— Кукушка готова. Господа! — Обер обвел всех взглядом. — У кого–то остались вопросы?
— Давайте уже начнем, пока не расцвело окончательно.
— Да разгоним тоску! — подхватили гвардейцы.
Молодой гусар снова засмеялся, потряхивая рыжим чубом. Вот никогда не испытывал к людям ничего подобного, но почему–то именно сейчас появилось чувство отвращения ко всем рыжим. Совершенно неуместный смех. Я уже знал в какую сторону выстрелю в первую очередь.
— Напоминаю! Правила просты! — вскричал обер–офицер. — Стреляем до последнего патрона! Ну, — подумав сказал он, — или пока не будет убита кукушка.
Я, услышав, что обращаются ко мне, снова отсалютовал, на этот раз приветствуя всех. Да, да, господа — запомните меня. Я, тот, кто не считает, что каждую войну выигрываете только вы. Поверьте — нас много, но почему — то слава и все сливки всегда достаются вам одним.
— Ну раз нет ни у кого вопросов, — будничным тоном сказал обер–офицер, — заходим, господа. Голубчики, закройте ворота за нами, спрячьтесь сами и некого не подпускайте! Не ровен час — зацепит шальная пуля.
— Да, ваше высокоблагородие! Не извольте беспокоится, если, как в прошлый раз будет канонада, никто сам и близко не подойдет! — Вахмистр лихо откозырял.
— Вот и славно, — сказал обер–офицер, кивая ветерану, заходя последним. Ворота за ним стали закрываться, погружая конюшню во мрак. Мимо меня заскользили тени — офицеры торопились, выбирали присмотренные тайные места.

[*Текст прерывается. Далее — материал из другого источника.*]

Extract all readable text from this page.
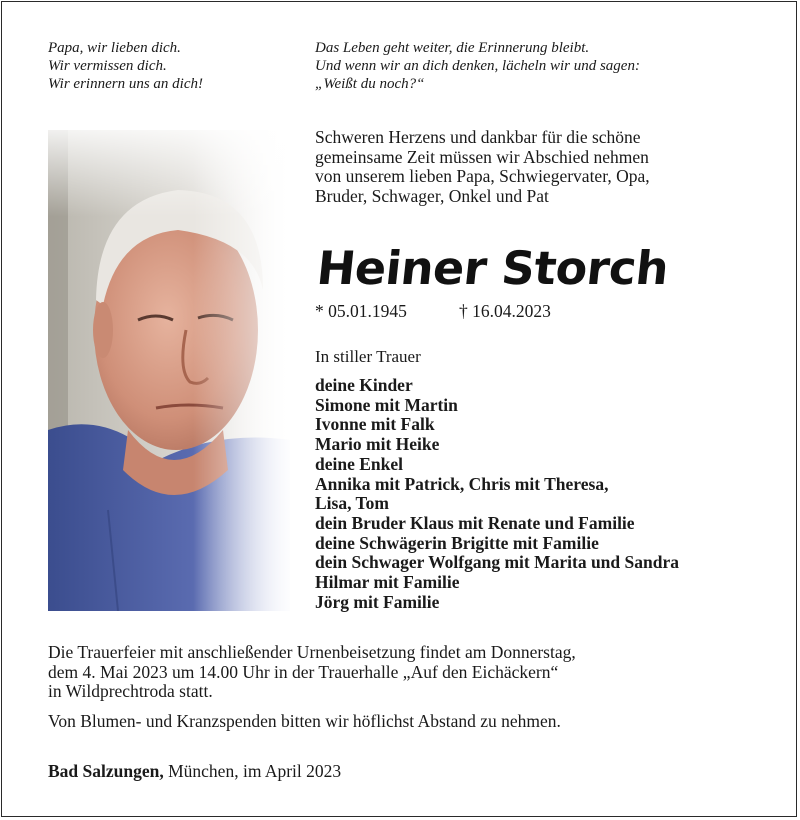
Papa, wir lieben dich.
Wir vermissen dich.
Wir erinnern uns an dich!
Das Leben geht weiter, die Erinnerung bleibt.
Und wenn wir an dich denken, lächeln wir und sagen:
„Weißt du noch?“
Schweren Herzens und dankbar für die schöne
gemeinsame Zeit müssen wir Abschied nehmen
von unserem lieben Papa, Schwiegervater, Opa,
Bruder, Schwager, Onkel und Pat
Heiner Storch
* 05.01.1945	† 16.04.2023
In stiller Trauer
deine Kinder
Simone mit Martin
Ivonne mit Falk
Mario mit Heike
deine Enkel
Annika mit Patrick, Chris mit Theresa,
Lisa, Tom
dein Bruder Klaus mit Renate und Familie
deine Schwägerin Brigitte mit Familie
dein Schwager Wolfgang mit Marita und Sandra
Hilmar mit Familie
Jörg mit Familie
Die Trauerfeier mit anschließender Urnenbeisetzung findet am Donnerstag,
dem 4. Mai 2023 um 14.00 Uhr in der Trauerhalle „Auf den Eichäckern“
in Wildprechtroda statt.
Von Blumen- und Kranzspenden bitten wir höflichst Abstand zu nehmen.
Bad Salzungen, München, im April 2023
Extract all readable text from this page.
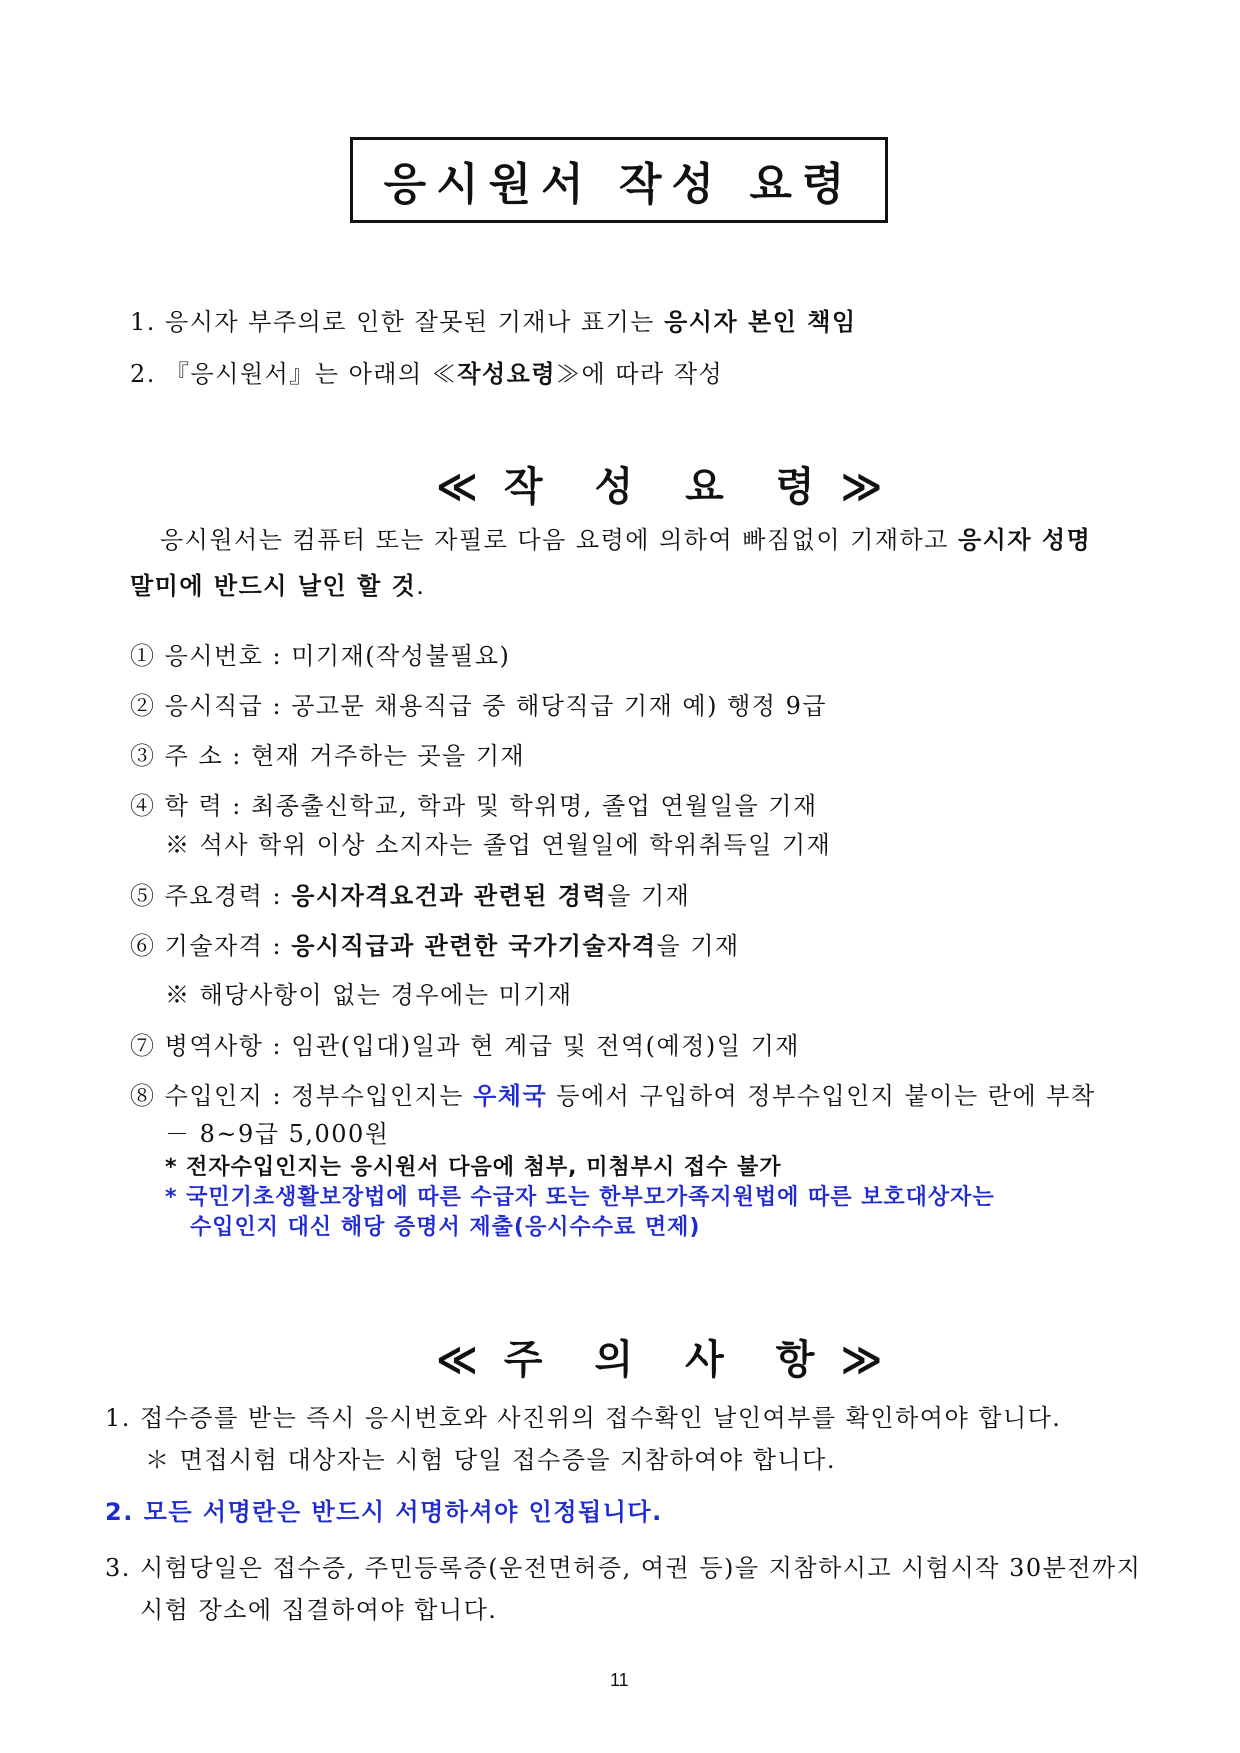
응시원서 작성 요령
1. 응시자 부주의로 인한 잘못된 기재나 표기는 응시자 본인 책임
2. 『응시원서』는 아래의 ≪작성요령≫에 따라 작성
≪ 작 성 요 령 ≫
응시원서는 컴퓨터 또는 자필로 다음 요령에 의하여 빠짐없이 기재하고 응시자 성명
말미에 반드시 날인 할 것.
① 응시번호 : 미기재(작성불필요)
② 응시직급 : 공고문 채용직급 중 해당직급 기재 예) 행정 9급
③ 주 소 : 현재 거주하는 곳을 기재
④ 학 력 : 최종출신학교, 학과 및 학위명, 졸업 연월일을 기재
※ 석사 학위 이상 소지자는 졸업 연월일에 학위취득일 기재
⑤ 주요경력 : 응시자격요건과 관련된 경력을 기재
⑥ 기술자격 : 응시직급과 관련한 국가기술자격을 기재
※ 해당사항이 없는 경우에는 미기재
⑦ 병역사항 : 임관(입대)일과 현 계급 및 전역(예정)일 기재
⑧ 수입인지 : 정부수입인지는 우체국 등에서 구입하여 정부수입인지 붙이는 란에 부착
－ 8~9급 5,000원
* 전자수입인지는 응시원서 다음에 첨부, 미첨부시 접수 불가
* 국민기초생활보장법에 따른 수급자 또는 한부모가족지원법에 따른 보호대상자는
수입인지 대신 해당 증명서 제출(응시수수료 면제)
≪ 주 의 사 항 ≫
1. 접수증를 받는 즉시 응시번호와 사진위의 접수확인 날인여부를 확인하여야 합니다.
＊ 면접시험 대상자는 시험 당일 접수증을 지참하여야 합니다.
2. 모든 서명란은 반드시 서명하셔야 인정됩니다.
3. 시험당일은 접수증, 주민등록증(운전면허증, 여권 등)을 지참하시고 시험시작 30분전까지
시험 장소에 집결하여야 합니다.
11
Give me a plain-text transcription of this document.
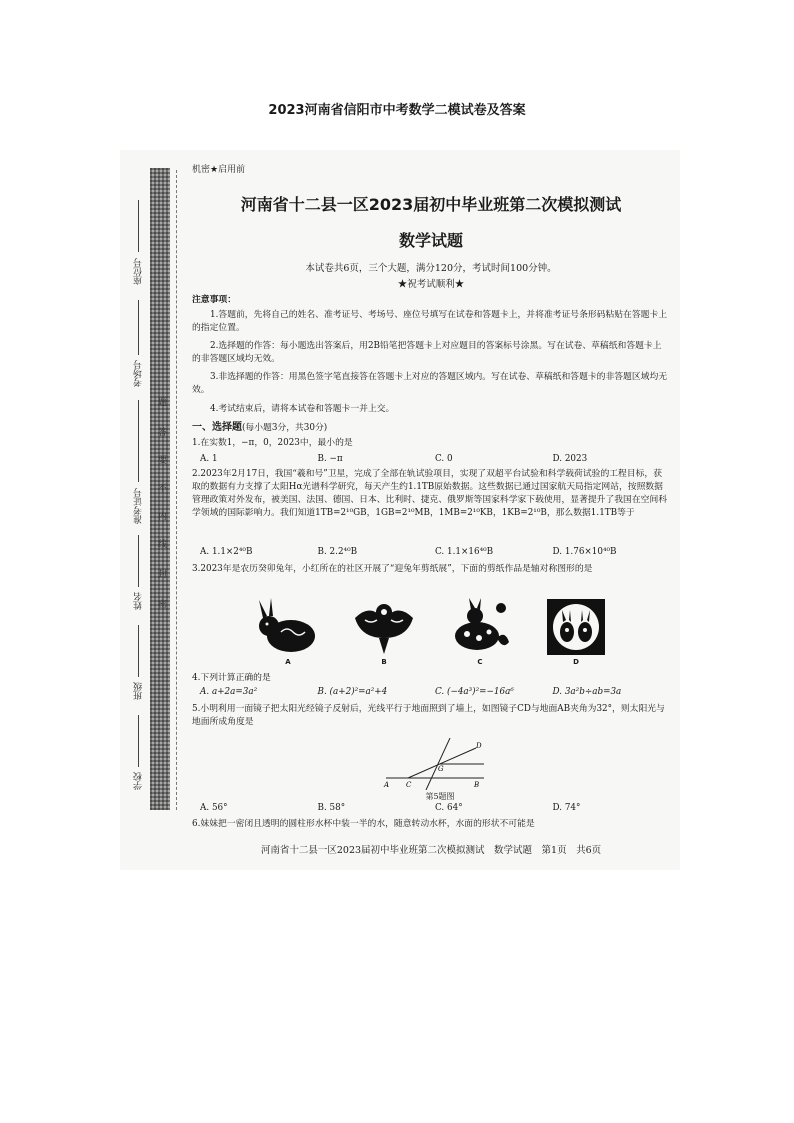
2023河南省信阳市中考数学二模试卷及答案
座位号
考场号
准考证号
姓名
班级
学校
题
答
要
不
内
线
封
密
机密★启用前
河南省十二县一区2023届初中毕业班第二次模拟测试
数学试题
本试卷共6页，三个大题，满分120分，考试时间100分钟。
★祝考试顺利★
注意事项：
1.答题前，先将自己的姓名、准考证号、考场号、座位号填写在试卷和答题卡上，并将准考证号条形码粘贴在答题卡上的指定位置。
2.选择题的作答：每小题选出答案后，用2B铅笔把答题卡上对应题目的答案标号涂黑。写在试卷、草稿纸和答题卡上的非答题区域均无效。
3.非选择题的作答：用黑色签字笔直接答在答题卡上对应的答题区域内。写在试卷、草稿纸和答题卡的非答题区域均无效。
4.考试结束后，请将本试卷和答题卡一并上交。
一、选择题(每小题3分，共30分)
1.在实数1，−π，0，2023中，最小的是
A. 1	B. −π	C. 0	D. 2023
2.2023年2月17日，我国“羲和号”卫星，完成了全部在轨试验项目，实现了双超平台试验和科学载荷试验的工程目标，获取的数据有力支撑了太阳Hα光谱科学研究，每天产生约1.1TB原始数据。这些数据已通过国家航天局指定网站，按照数据管理政策对外发布，被美国、法国、德国、日本、比利时、捷克、俄罗斯等国家科学家下载使用，显著提升了我国在空间科学领域的国际影响力。我们知道1TB=2¹⁰GB，1GB=2¹⁰MB，1MB=2¹⁰KB，1KB=2¹⁰B，那么数据1.1TB等于
A. 1.1×2⁴⁰B	B. 2.2⁴⁰B	C. 1.1×16⁴⁰B	D. 1.76×10⁴⁰B
3.2023年是农历癸卯兔年，小红所在的社区开展了“迎兔年剪纸展”，下面的剪纸作品是轴对称图形的是
A	B	C	D
4.下列计算正确的是
A. a+2a=3a²	B. (a+2)²=a²+4	C. (−4a³)²=−16a⁶	D. 3a²b÷ab=3a
5.小明利用一面镜子把太阳光经镜子反射后，光线平行于地面照到了墙上，如图镜子CD与地面AB夹角为32°，则太阳光与地面所成角度是
A C
G
B
D
第5题图
A. 56°	B. 58°	C. 64°	D. 74°
6.妹妹把一密闭且透明的圆柱形水杯中装一半的水，随意转动水杯，水面的形状不可能是
河南省十二县一区2023届初中毕业班第二次模拟测试　数学试题　第1页　共6页
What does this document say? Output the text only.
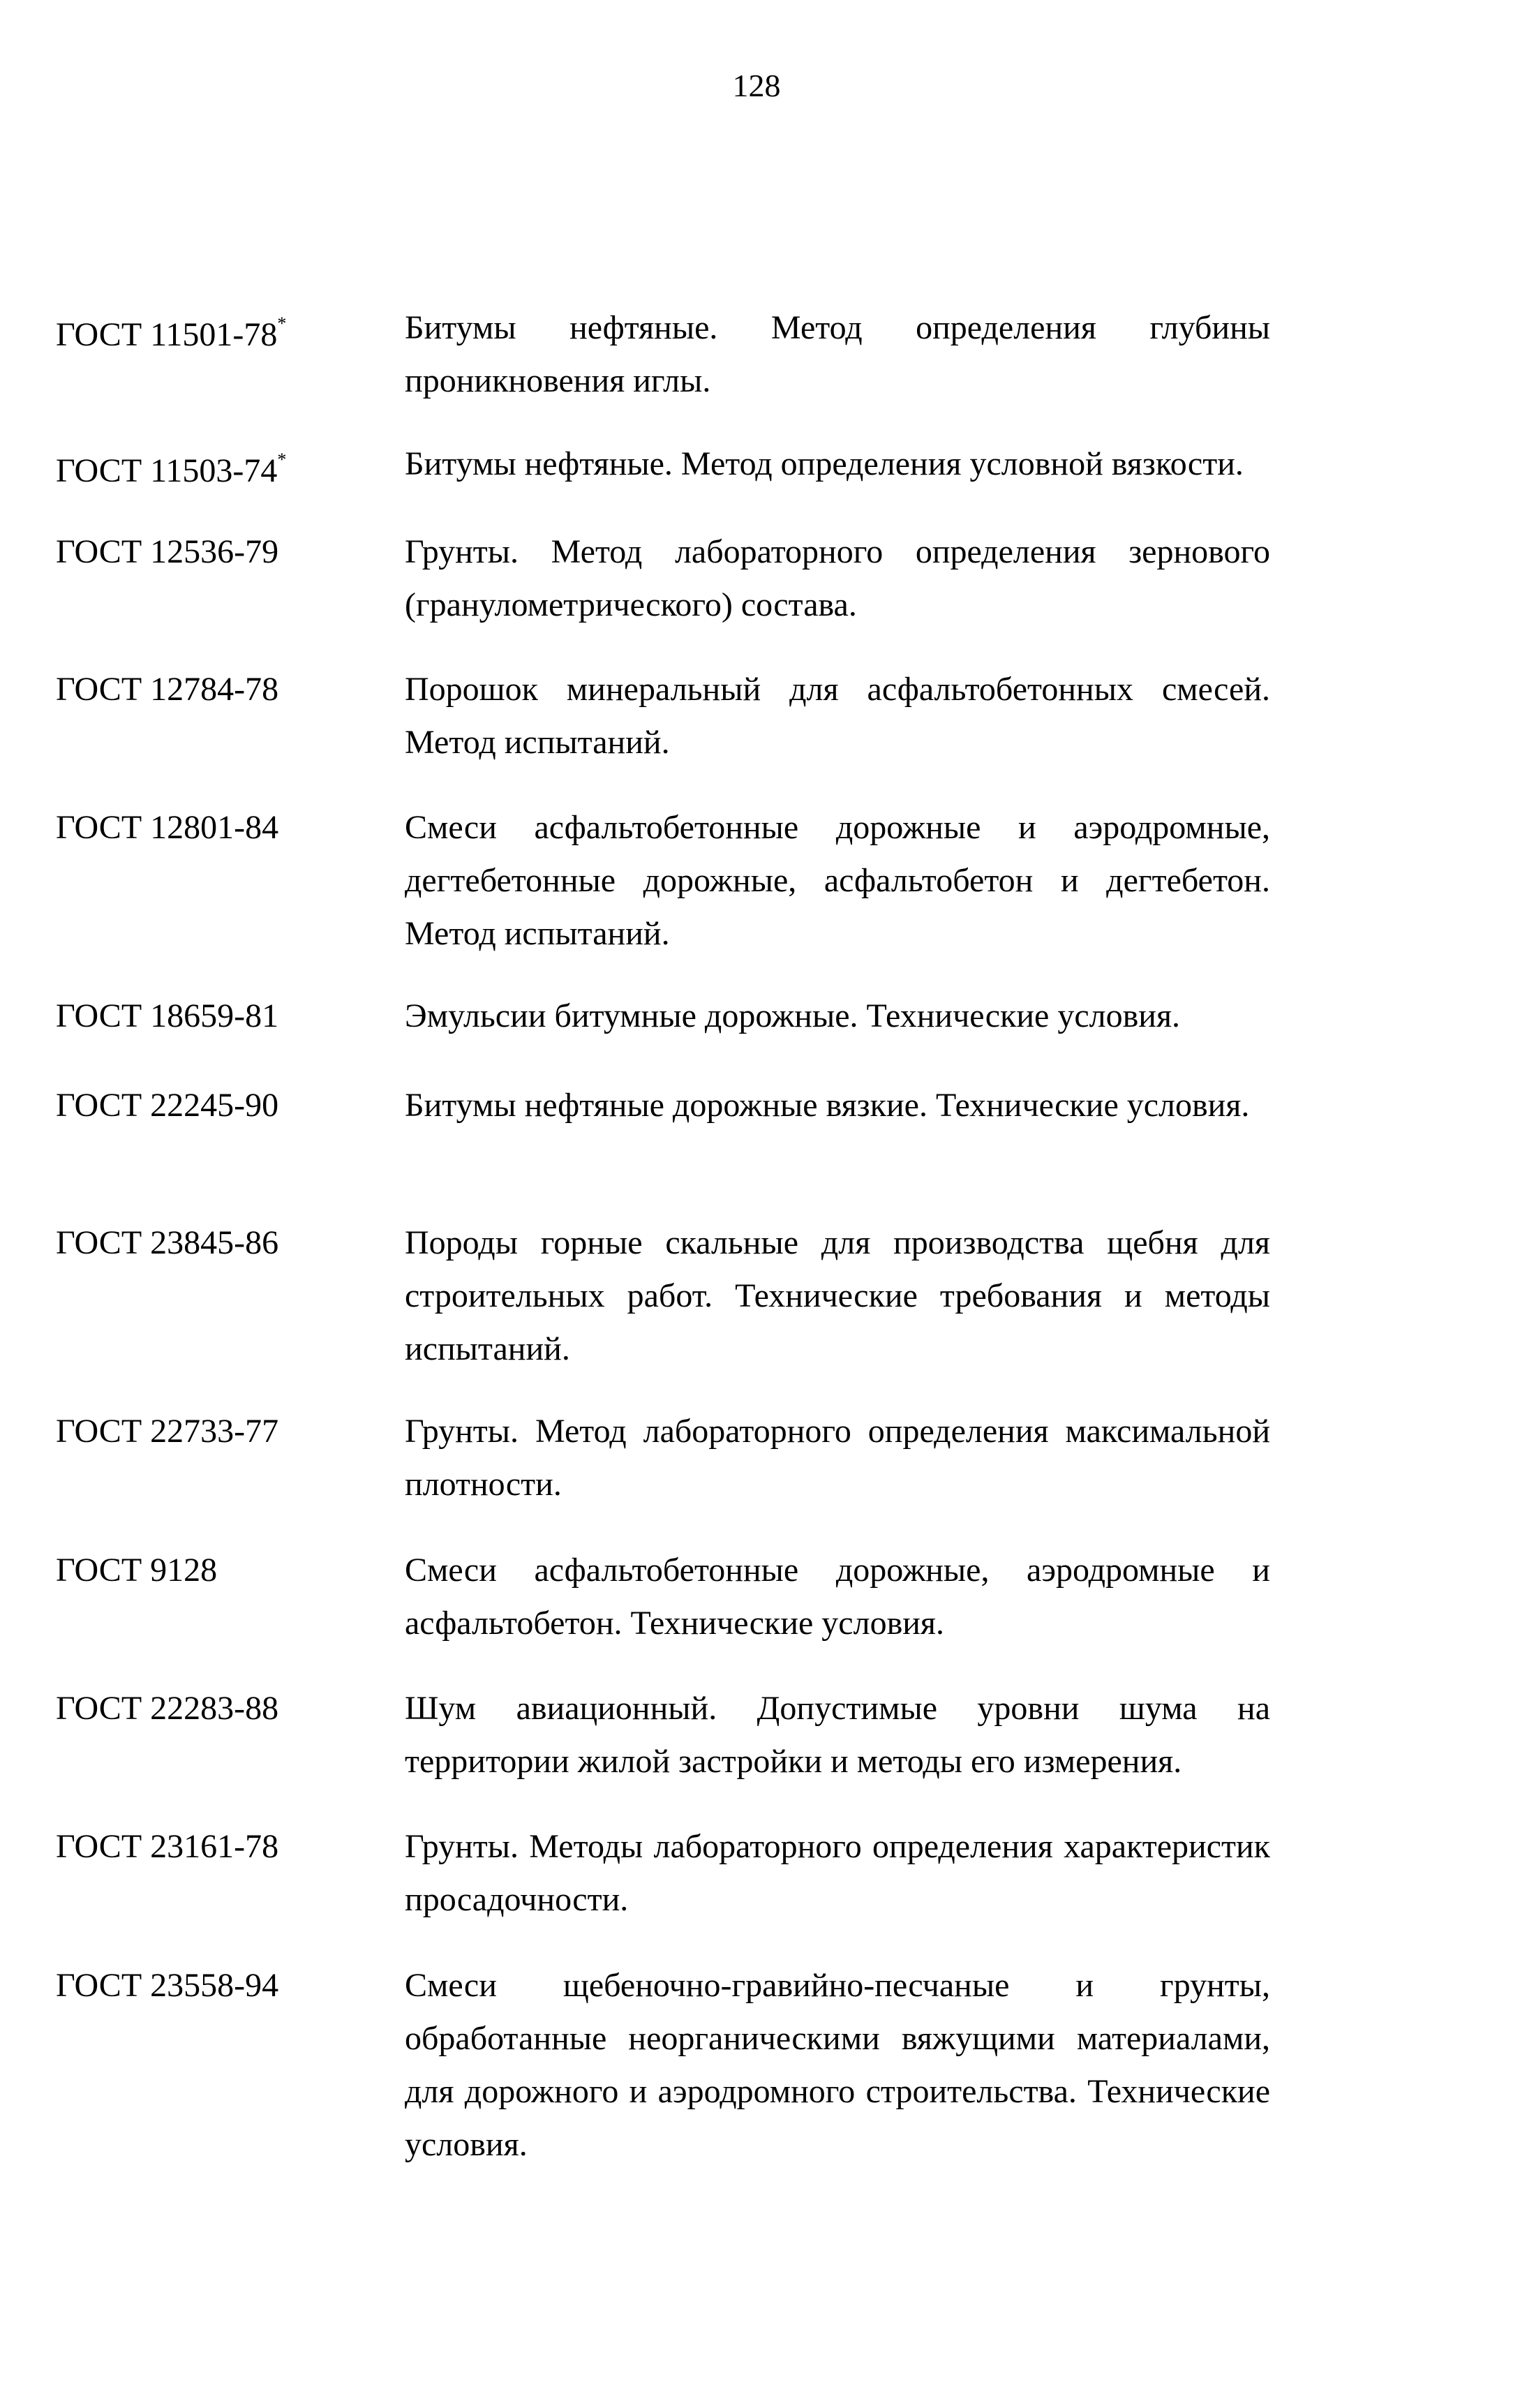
128
ГОСТ 11501-78*	Битумы нефтяные. Метод определения глубины проникновения иглы.
ГОСТ 11503-74*	Битумы нефтяные. Метод определения условной вязкости.
ГОСТ 12536-79	Грунты. Метод лабораторного определения зернового (гранулометрического) состава.
ГОСТ 12784-78	Порошок минеральный для асфальтобетонных смесей. Метод испытаний.
ГОСТ 12801-84	Смеси асфальтобетонные дорожные и аэродромные, дегтебетонные дорожные, асфальтобетон и дегтебетон. Метод испытаний.
ГОСТ 18659-81	Эмульсии битумные дорожные. Технические условия.
ГОСТ 22245-90	Битумы нефтяные дорожные вязкие. Технические условия.
ГОСТ 23845-86	Породы горные скальные для производства щебня для строительных работ. Технические требования и методы испытаний.
ГОСТ 22733-77	Грунты. Метод лабораторного определения максимальной плотности.
ГОСТ 9128	Смеси асфальтобетонные дорожные, аэродромные и асфальтобетон. Технические условия.
ГОСТ 22283-88	Шум авиационный. Допустимые уровни шума на территории жилой застройки и методы его измерения.
ГОСТ 23161-78	Грунты. Методы лабораторного определения характеристик просадочности.
ГОСТ 23558-94	Смеси щебеночно-гравийно-песчаные и грунты, обработанные неорганическими вяжущими материалами, для дорожного и аэродромного строительства. Технические условия.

Я оглянулся назад, в тот самый миг, когда створки уже почти съехались и туманный мир сузился до размеров узкой доски. Смешно прозвучит: но я всё еще надеялся увидеть своего приятеля казака. Привык к нему за последнее время. Странно, что не присоединился к забаве. Это же весело — стрелять друг в друга. Вот у кого бы получилось обострить игру. Я думаю, гвардейцы бы непременно оценили навыки пластуна. Я вспомнил взгляд, которым он одарил меня на прощание: столько в нем было, нет не сочувствия, пластун больше не жалел меня, и я не видел в его глазах сострадания. Столько в нем было грусти и жалости, словно это он потерял Малику, а не я. Кого он мог жалеть? Кого?
Створки ворот с глухим стук закрылись.
Я, вдруг понял, что стою один в темноте. Револьверы в руках дрогнули.
Неужели он жалел меня? Почему?
Я машинально сунул коробку с патронами в карман и резко присел, разводя руки в сторону.
— Начали, — крикнул откуда–то из глубины конюшни обер–офицер.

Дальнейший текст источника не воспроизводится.